Pickard has previously worked for British Aerospace, Kodak, and Computer Weekly, among others, before becoming self-employed and starting her own business in the early 2000s. Later, she began working at BP.

She became the Co-Chair of BP Pride's Transgender Group.
Trans in the City was founded by Pickard in 2017, as a UK based not-for-profit organisation championing equality for trans and non-binary people in business. Pickard is the organisation's CEO.

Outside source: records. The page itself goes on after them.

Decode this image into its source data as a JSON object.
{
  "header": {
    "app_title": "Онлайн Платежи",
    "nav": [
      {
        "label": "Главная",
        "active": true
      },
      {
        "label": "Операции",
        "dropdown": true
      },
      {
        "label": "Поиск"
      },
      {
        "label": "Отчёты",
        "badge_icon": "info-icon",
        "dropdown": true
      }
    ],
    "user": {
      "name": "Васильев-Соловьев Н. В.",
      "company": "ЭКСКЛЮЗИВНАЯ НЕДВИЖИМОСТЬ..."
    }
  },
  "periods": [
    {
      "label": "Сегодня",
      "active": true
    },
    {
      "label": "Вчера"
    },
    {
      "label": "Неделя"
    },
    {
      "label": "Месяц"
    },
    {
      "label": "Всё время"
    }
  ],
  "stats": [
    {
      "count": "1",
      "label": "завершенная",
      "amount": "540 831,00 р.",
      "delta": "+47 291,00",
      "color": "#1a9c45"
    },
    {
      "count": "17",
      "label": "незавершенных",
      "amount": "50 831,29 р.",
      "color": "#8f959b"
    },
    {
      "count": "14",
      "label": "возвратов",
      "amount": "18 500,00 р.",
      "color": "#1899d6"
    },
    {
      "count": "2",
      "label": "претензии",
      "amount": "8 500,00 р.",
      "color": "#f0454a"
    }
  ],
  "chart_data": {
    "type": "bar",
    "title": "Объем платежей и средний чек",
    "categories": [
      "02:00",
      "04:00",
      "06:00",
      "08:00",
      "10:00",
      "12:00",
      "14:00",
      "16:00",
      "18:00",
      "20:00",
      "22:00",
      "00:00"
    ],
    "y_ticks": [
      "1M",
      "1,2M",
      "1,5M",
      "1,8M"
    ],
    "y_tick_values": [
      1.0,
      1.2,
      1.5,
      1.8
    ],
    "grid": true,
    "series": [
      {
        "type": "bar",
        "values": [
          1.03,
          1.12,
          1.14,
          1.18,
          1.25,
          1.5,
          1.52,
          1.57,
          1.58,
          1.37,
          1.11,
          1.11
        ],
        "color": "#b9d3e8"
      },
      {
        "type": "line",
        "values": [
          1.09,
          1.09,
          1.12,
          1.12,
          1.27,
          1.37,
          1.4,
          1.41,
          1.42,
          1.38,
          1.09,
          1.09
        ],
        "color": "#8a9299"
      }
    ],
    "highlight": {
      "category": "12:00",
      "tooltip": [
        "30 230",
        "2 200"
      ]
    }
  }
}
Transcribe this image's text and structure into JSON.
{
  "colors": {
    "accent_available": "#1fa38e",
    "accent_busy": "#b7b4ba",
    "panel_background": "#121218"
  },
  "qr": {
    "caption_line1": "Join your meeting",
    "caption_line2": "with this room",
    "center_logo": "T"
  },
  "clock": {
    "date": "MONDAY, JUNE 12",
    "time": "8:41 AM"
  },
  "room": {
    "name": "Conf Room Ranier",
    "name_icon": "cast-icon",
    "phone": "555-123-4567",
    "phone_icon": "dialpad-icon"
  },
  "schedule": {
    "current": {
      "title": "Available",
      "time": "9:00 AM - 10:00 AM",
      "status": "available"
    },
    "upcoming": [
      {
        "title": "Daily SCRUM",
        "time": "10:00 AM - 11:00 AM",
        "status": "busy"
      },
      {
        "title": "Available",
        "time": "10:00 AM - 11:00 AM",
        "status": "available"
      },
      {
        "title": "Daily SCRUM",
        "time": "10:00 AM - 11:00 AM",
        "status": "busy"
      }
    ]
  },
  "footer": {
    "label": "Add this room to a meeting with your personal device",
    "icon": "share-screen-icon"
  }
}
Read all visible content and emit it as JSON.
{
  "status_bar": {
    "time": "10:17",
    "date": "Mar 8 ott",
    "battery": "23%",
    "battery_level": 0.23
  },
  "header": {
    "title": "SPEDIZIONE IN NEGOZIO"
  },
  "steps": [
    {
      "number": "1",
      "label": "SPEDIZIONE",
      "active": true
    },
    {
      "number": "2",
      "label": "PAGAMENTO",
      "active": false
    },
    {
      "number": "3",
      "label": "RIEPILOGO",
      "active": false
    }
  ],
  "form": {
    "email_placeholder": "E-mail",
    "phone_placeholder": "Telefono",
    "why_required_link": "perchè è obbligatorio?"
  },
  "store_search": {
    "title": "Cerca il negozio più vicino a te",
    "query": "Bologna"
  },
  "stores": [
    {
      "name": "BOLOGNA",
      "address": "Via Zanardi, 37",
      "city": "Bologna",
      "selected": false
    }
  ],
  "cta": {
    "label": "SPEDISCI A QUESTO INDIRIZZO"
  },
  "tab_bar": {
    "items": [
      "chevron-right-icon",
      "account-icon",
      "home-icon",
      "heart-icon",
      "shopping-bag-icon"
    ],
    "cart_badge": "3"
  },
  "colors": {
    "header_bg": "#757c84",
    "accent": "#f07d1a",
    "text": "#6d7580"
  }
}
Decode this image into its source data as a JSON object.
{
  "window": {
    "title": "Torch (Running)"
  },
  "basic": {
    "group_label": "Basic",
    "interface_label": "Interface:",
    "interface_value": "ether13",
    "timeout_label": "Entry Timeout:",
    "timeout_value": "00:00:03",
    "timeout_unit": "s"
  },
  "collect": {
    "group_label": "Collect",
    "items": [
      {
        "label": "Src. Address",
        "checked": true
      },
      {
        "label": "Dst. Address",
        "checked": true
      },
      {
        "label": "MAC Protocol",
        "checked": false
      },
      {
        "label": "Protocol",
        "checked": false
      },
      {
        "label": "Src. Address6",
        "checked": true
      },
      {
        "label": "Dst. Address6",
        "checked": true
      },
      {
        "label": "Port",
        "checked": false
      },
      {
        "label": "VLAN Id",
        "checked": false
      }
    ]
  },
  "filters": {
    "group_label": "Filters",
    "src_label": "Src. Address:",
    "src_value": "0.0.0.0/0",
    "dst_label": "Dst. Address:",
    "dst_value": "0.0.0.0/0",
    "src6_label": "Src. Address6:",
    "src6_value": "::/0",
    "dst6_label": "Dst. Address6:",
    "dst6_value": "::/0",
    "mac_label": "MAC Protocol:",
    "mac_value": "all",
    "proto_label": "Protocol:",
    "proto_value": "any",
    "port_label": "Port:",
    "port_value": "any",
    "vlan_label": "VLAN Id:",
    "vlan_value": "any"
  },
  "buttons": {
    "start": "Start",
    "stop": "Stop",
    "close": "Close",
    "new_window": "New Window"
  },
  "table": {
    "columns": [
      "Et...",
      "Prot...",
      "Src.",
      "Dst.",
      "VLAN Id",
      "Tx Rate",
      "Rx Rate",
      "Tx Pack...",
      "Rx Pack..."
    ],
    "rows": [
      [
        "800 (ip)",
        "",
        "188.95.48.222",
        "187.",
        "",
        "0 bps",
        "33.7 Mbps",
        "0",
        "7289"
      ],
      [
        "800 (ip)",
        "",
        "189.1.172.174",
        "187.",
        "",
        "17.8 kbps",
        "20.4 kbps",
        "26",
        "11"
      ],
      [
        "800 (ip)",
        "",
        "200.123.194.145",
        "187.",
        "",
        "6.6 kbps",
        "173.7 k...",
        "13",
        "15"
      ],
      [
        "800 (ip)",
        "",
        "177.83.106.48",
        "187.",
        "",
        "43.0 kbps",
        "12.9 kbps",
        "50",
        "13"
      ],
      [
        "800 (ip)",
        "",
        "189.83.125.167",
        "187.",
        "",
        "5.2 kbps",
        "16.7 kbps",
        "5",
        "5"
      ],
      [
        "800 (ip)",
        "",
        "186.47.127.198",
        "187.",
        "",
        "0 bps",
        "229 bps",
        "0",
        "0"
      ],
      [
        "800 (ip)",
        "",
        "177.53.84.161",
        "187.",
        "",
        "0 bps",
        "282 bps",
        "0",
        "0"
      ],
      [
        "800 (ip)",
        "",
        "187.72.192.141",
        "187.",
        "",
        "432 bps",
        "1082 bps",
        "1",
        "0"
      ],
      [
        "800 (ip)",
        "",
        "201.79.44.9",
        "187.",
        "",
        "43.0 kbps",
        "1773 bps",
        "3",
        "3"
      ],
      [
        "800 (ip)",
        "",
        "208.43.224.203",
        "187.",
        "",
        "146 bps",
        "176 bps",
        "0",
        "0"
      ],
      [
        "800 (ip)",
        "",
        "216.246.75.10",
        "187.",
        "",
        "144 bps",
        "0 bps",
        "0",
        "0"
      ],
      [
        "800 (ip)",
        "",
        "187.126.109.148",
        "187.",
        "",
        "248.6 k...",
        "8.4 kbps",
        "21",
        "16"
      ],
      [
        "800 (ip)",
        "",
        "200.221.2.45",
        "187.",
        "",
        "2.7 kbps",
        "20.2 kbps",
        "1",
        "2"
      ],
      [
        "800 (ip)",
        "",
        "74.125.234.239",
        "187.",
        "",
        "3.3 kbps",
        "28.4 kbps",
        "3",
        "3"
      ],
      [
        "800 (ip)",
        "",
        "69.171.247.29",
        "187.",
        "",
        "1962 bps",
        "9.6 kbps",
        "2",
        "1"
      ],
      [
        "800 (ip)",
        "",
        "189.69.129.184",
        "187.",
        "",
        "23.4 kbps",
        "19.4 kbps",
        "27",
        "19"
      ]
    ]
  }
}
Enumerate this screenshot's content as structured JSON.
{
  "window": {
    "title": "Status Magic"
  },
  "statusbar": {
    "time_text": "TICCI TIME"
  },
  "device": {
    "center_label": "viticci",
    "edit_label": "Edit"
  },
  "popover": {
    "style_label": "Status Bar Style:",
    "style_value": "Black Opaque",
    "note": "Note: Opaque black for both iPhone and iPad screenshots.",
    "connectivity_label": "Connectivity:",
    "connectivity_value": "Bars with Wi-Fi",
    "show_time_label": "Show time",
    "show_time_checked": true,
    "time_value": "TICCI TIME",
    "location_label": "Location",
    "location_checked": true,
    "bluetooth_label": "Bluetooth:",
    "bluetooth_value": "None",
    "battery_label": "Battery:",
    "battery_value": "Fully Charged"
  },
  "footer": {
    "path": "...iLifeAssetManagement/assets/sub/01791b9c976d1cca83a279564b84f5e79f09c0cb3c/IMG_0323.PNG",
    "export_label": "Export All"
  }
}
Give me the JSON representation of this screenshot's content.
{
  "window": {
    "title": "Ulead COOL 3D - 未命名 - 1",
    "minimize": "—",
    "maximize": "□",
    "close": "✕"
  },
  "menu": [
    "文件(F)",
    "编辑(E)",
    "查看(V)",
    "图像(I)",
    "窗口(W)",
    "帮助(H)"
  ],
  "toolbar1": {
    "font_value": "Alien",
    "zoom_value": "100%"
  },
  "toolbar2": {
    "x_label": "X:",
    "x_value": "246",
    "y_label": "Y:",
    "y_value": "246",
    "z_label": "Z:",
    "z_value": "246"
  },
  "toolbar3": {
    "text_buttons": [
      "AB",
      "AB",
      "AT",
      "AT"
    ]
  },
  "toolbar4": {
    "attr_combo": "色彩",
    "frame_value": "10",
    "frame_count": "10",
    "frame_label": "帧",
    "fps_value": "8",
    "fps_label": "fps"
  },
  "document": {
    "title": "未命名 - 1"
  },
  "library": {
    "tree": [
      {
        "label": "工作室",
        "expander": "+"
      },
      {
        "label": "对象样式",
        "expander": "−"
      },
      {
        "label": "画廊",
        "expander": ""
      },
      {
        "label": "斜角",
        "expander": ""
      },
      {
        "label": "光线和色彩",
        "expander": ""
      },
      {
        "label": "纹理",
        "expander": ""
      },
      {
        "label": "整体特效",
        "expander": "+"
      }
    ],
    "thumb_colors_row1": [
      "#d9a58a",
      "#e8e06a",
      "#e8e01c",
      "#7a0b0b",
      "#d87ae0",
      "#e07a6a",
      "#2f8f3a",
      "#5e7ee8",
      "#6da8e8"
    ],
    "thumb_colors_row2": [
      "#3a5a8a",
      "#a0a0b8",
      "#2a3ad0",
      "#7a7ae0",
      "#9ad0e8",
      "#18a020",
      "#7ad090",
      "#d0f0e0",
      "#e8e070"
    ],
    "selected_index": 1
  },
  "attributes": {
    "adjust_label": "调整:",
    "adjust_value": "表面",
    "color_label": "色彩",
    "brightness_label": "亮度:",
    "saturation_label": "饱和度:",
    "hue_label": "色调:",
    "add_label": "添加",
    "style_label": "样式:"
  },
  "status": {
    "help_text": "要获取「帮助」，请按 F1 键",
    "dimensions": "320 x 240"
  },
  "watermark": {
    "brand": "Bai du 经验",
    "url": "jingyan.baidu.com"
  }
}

In 2021, she became the first openly trans person to close the London Stock Exchange, is a patron of the LGBTQIA+ parents charity FFLAG, and a Golden champion of the LGBTQIA+ homelessness charity Stonewall Housing. In the past she has been a trustee for Mermaids and an ambassador for MindOut. She has raised several hundred thousand pounds for trans charities since 2016.

In 2025, she became a patron of Swindon and Wiltshire Pride, and joined the panel of judges for the British LGBT Awards.

Through her consultancy work, Bobbi has spoken at a variety of events, teaching businesses and workplaces how they can be supportive of their transgender and non-binary employees.

== Accolades and awards ==
In 2019, Pickard was included in PwC's Stonewall 50 Inspirational Role Models List, was #1 in the Yahoo Finance OUTstanding 50 LGBT+ Future Leaders’ List and received the Rainbow Honours LGBTQ Champion Award.

In 2020, Pickard became British LGBT Awards Nestle Diversity Champion, placed #4 in the Yahoo Finance OUTstanding 50 LGBT+ Future Leaders’ List and #14 in the Pride Power List.

In 2021, Pickard was named Diversity Hero at the European Diversity Awards, and placed #12 in the Pride Power List.

Pickard was named Stonewall Changemaker of the Year in 2022.

In 2025, she was included as a role model on Diva Magazine's DIVA Power List, their yearly celebration of LGBTQ+ women and non-binary people.